Other than these comments, I don't really have a solution for you.

Budric
Yes I fully understand the VM mechanism. My problem is we want a solution that can process image within limited memory size, like 64MB. Simply enlarge memory is not our first choice. Actually what we did is just use 64bit machine and set very large value for -Xmx. But that doesn't work for 32bit machines.
Xinwang
Yes. I don't think there's really any easy solution. Like you said you could break it down into processing by chunks, but time becomes important for other customers. You could look at implementing the algorithms in OpenCL (or CUDA) and use GPU arrays to get faster speed from parallel processing. Things like image encoding are usually done in independent blocks so these algorithms scale nicely.
Budric
A: 

You can use "tiled" image processing techniques. IPP, for example, supports tiled image processing.

Ross
+2  A: 

I would suggest considering moving the image processing part to a separate JVM which you communicate with from your main application using RMI or similar.
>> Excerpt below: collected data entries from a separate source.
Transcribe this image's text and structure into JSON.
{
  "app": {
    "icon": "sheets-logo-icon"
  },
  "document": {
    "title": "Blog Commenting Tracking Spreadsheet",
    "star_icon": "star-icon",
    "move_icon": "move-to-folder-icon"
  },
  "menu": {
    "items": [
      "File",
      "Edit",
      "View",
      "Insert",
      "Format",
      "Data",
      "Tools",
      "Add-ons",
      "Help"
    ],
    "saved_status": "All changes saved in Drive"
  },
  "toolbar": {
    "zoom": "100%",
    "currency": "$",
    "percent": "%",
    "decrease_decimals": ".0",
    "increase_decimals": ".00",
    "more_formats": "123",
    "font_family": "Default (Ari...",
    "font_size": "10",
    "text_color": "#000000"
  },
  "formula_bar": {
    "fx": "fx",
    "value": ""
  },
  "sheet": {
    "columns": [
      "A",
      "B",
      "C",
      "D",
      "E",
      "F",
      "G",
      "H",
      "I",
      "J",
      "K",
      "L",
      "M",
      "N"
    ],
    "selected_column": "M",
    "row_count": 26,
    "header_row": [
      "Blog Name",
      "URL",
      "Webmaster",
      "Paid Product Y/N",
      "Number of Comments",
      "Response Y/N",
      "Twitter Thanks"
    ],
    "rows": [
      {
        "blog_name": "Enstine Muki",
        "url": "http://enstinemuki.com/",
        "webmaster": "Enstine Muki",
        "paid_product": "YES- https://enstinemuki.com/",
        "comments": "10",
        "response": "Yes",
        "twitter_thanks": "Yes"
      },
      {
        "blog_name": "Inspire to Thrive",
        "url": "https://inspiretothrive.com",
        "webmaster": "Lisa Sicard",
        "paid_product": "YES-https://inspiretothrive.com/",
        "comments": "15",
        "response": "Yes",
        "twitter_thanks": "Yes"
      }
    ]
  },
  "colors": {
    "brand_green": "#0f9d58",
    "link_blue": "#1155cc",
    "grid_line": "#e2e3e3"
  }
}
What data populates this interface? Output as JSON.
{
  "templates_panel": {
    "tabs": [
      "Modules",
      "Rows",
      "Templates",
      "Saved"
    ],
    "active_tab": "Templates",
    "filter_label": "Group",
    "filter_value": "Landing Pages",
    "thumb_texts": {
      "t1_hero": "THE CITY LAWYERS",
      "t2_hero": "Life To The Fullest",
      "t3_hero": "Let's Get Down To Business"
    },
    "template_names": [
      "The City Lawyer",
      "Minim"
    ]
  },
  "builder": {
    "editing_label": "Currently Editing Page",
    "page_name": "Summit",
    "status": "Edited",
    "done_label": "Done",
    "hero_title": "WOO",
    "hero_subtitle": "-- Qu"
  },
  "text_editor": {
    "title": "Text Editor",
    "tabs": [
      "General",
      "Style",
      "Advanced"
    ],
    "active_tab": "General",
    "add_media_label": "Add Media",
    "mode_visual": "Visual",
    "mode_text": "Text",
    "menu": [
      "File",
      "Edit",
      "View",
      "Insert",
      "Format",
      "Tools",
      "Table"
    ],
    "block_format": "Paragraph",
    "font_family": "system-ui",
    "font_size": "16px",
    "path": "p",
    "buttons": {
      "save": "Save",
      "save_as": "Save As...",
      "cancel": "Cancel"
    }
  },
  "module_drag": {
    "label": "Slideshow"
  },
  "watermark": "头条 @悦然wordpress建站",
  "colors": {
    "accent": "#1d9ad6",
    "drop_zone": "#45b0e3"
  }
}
This allows you to tune the processing JVM separately from the main JVM, and perhaps even create a distributed system if needed on multiple machines. This might also allow you to manage the conversions so that only a few happen at the same time allowing bigger individual images.

Is there any restrictions which would refrain you from doing this?

As a last resort, I would suggest moving the actual image conversions to native programs like ImageMagick on Linux, which is then called by your program, does the conversion, and let your JVM dish out the result to the user. This would arguably be faster cpu-wise and require less memory.